The lens is also responsible for the translation of more abstract concepts such as risk, probability and confidence factors. These concepts presented correctly to a business leader go beyond being insightful, and lead to actionable insights.

Effective Visualisations

Selecting the most appropriate visual is both an art and science. There is also a healthy slice of psychology involved since it has to appeal to people, but also focus attention on specific elements of importance. Specific consideration has to be given to the target audience, both in terms of their personal preferences, but also the role.

If a decision maker has personal visual preferences, a lens can accommodate the selection of visuals and colours. A similar principle also applies based on the role of the consumer. If the role is technical then the graphs and visuals can reflect that, but if their are more strategic decisions required the views can be more abstract in nature and cover topics such and risk and predictions.

The other role of visualisations is to provide the consumer with a consistent way to measure the quality of the insights in an easy visual way. The point is to create a level of comfort with the results, so that they are used consistently over time and confidence is created to rely on them.

Decision Support Services

Ultimately most companies will invest significant amounts of money and effort into data and analytics. The industry also refers to this investment by the same name: 'data and analytics'. Without picking on the naming convention, the return on the investments made is only measured by the insights gathered from data and analytics. Going one step further, if the insights only informed and did not lead to actual actions then the investment is potentially wasted.
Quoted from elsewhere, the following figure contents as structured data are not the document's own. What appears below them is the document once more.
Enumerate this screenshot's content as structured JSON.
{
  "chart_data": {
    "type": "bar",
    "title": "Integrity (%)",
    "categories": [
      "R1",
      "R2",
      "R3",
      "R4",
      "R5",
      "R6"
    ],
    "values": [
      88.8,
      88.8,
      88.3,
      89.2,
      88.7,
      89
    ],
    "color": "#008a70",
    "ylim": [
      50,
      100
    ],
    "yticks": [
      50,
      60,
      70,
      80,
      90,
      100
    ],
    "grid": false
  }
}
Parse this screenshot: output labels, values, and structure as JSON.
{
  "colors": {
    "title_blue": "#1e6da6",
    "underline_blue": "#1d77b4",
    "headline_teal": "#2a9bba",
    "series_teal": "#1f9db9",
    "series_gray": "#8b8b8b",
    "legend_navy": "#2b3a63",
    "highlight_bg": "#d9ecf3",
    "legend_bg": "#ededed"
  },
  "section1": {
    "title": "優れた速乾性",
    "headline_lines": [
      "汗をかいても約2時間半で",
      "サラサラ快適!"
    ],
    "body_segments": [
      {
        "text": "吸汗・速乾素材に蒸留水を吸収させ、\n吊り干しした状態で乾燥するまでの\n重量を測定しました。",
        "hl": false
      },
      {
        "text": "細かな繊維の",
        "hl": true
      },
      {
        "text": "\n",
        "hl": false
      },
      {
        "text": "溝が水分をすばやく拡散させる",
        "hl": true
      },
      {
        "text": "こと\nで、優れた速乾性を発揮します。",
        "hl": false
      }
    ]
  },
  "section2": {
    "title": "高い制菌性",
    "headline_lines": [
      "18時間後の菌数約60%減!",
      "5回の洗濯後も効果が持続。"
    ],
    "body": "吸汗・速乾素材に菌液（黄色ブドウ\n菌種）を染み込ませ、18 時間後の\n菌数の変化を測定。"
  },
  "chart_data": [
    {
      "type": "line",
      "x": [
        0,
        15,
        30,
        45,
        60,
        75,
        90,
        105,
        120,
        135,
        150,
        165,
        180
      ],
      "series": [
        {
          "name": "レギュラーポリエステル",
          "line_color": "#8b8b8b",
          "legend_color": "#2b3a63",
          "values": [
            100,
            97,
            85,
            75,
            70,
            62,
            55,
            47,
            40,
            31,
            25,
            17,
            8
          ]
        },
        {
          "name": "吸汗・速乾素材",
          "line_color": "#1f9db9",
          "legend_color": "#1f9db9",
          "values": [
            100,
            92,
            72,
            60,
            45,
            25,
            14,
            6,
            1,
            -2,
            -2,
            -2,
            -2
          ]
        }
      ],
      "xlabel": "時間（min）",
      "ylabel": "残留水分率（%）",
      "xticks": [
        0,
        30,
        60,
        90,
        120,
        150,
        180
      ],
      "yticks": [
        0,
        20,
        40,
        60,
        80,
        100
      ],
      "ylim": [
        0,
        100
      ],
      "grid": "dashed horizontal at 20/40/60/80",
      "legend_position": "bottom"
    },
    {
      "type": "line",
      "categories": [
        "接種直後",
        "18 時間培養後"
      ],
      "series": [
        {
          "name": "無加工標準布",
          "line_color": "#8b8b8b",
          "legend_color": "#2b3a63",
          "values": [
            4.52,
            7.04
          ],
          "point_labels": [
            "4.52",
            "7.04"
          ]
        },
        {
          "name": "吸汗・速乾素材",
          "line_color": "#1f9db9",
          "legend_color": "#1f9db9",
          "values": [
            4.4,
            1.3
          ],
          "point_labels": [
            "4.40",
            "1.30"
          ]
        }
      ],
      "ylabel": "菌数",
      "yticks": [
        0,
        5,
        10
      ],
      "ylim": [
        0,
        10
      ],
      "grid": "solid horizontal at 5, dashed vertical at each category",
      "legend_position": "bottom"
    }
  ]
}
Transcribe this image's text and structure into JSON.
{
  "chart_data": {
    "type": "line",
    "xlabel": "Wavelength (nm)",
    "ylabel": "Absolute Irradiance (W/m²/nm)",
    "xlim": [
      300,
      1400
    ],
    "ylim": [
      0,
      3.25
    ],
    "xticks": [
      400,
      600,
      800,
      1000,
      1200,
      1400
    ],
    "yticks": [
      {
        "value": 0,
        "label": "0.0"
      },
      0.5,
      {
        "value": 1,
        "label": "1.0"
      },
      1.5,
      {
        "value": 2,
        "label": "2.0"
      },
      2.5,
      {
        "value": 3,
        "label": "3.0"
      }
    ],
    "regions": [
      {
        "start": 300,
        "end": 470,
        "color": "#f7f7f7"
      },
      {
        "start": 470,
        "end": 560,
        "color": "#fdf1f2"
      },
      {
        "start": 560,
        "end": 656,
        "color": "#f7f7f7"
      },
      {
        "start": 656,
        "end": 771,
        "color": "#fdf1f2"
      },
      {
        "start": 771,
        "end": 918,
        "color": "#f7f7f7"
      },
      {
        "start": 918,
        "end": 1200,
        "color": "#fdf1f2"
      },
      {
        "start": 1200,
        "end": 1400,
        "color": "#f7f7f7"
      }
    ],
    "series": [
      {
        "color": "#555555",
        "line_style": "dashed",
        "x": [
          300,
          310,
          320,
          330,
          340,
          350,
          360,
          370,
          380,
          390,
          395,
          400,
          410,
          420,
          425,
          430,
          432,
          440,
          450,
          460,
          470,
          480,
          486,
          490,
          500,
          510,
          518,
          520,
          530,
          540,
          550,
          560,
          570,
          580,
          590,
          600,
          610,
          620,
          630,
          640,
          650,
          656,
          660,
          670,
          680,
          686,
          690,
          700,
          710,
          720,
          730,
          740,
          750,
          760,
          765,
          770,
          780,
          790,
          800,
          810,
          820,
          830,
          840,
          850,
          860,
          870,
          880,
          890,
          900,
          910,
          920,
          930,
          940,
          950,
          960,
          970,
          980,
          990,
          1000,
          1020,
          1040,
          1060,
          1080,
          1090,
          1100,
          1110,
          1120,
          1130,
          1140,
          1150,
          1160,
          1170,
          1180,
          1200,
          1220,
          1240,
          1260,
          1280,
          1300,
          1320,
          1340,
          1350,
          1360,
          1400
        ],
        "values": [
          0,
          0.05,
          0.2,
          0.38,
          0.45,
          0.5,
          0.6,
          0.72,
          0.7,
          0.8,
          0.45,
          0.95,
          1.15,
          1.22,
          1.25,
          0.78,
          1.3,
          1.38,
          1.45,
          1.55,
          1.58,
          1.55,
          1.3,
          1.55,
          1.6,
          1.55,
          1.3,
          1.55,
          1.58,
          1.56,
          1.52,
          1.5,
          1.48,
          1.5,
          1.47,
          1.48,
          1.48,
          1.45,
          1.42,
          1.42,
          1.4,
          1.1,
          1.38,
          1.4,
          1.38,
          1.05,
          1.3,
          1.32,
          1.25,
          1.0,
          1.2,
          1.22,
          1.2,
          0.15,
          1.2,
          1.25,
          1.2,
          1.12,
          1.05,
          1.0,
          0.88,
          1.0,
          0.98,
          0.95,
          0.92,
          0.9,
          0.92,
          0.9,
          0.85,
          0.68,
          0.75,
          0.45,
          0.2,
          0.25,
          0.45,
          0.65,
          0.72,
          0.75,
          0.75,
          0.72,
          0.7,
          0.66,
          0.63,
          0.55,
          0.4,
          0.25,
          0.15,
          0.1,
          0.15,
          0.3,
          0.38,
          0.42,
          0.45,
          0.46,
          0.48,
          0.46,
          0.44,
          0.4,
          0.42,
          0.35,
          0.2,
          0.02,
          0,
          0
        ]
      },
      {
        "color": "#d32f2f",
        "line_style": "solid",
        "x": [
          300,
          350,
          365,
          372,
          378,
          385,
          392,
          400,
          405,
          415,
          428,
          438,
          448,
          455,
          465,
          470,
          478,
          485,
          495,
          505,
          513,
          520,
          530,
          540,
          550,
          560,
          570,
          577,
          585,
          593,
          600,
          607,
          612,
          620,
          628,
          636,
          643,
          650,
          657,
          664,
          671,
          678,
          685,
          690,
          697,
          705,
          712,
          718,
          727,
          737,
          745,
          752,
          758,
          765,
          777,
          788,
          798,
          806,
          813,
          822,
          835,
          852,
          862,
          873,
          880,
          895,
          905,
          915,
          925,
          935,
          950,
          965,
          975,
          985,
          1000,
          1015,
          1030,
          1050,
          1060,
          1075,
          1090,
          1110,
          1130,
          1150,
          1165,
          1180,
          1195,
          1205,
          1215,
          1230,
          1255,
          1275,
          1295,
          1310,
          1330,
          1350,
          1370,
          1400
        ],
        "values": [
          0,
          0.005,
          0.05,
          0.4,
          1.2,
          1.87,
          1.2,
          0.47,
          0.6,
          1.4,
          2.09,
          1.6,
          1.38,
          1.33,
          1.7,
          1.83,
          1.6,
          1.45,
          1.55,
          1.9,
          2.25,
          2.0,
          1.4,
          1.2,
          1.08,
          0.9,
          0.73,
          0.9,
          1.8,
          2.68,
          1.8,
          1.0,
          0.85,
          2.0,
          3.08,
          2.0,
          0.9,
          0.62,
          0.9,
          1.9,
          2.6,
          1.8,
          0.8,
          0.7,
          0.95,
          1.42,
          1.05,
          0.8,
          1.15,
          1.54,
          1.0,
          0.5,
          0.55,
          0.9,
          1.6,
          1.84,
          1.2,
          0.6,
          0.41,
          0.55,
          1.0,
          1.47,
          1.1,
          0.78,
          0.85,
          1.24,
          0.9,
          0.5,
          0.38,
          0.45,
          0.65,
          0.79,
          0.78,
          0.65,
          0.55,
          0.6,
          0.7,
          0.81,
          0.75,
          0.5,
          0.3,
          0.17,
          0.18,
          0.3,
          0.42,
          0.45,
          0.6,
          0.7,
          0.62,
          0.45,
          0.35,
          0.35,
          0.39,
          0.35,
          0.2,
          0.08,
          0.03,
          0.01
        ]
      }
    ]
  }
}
Actionable insights that can and should be used as decision support services is the value proposition of the entire Data Science Framework.

Automation

The key role of people involved in the interpretation in insights is not to be enslaved by the technology. The opposite outcome should be the aim - it should free people up to focus at a higher level. The confidence that is built up by repeatable good insights should lead to a focus on automation.

Any workflow that leads to consistently good insights, followed by consistent decisions, can eventually also be automated using the actual decisions to train the next model to prescribe the next best action. If the training data is good enough, the model should perform at least as good as their human counterpart. The cost benefits of such automation can justify the investment and also empower staff to do greater things.